This is perhaps not funny*, but I learned last week at *my* job that I'm being added to the "poo cleanup" rotation at the fieldsite. Turns out people defecate at our front door from time to time. Looks like I'm with you on the "honeymoon's over" front.*It actually is kindof funny. And I use this story regularly to explain the basic differences between my job and Jiggity's job. No one poops on his employer's front steps; and, if someone did, they'd hire help to clean it up.
Ha! Ok, that's funny. If anyone poops on the front steps at my workplace, I can pretty much guarantee it's not my job to clean it up.
Poop is a regular part of my day!

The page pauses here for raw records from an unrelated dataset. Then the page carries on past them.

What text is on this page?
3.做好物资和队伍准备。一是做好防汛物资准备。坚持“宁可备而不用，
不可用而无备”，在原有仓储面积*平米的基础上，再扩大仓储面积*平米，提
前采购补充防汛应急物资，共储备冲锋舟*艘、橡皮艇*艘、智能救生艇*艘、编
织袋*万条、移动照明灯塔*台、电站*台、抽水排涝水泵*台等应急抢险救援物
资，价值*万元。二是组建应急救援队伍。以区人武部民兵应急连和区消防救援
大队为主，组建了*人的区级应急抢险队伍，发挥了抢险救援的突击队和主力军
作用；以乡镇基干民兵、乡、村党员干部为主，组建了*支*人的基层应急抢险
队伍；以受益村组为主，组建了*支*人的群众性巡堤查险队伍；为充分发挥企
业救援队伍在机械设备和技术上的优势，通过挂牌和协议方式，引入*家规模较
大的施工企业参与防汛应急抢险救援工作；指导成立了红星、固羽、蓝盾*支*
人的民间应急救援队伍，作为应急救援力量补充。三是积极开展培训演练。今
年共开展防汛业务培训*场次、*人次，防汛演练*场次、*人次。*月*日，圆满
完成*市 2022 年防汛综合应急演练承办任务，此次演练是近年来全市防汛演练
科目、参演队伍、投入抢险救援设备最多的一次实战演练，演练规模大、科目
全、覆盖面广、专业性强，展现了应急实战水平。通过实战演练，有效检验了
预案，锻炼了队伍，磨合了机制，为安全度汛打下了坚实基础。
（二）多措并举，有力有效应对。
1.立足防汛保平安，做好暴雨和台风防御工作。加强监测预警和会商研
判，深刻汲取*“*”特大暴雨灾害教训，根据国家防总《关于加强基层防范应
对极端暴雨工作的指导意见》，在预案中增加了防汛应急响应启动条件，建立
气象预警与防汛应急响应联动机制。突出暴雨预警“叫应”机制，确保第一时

But not when I go to work.
If there's any poop at my workplace, I'm sure it's historically significant poop (perhaps from a British royal) that is enshrined in some way.I am glad that the reenactment trend isn't taken so far that we are forced to use ye olde outhouse.
I was changing A-Vo's diaper a few weeks ago, which was poopy, and she looked at me and said, "Big crap!"
oh dude, poop clean-up duty not cool, are you ok with it Po? I suppose it's nice to be part of the team now. Sorry things are going not so hot at work today TOWWAS.
I just saw J-vo's comment, HA! that cheered me up a lot!
I have a poop story to share! The Monkey has a pooptastic night the other night. he'd already been once and the second time he went running I said "Aww...honey, does your belly hurt?" and he looked at me from his perch on the toilet and said "No. My BUTT hurts!":D
After 10 years with my employer I think I've got enough seniority that I don't have to worry about being on the poop squad. I'd make some new hire do it.
Knock-knock?("Who's there?")The interrupting cow("The interrupting co..")MOOOOOOO!!!!!Try it - guaranteed laughs. To reuse the joke, substitute interrupting starfish, and instead of making a noise, put your hand over their face.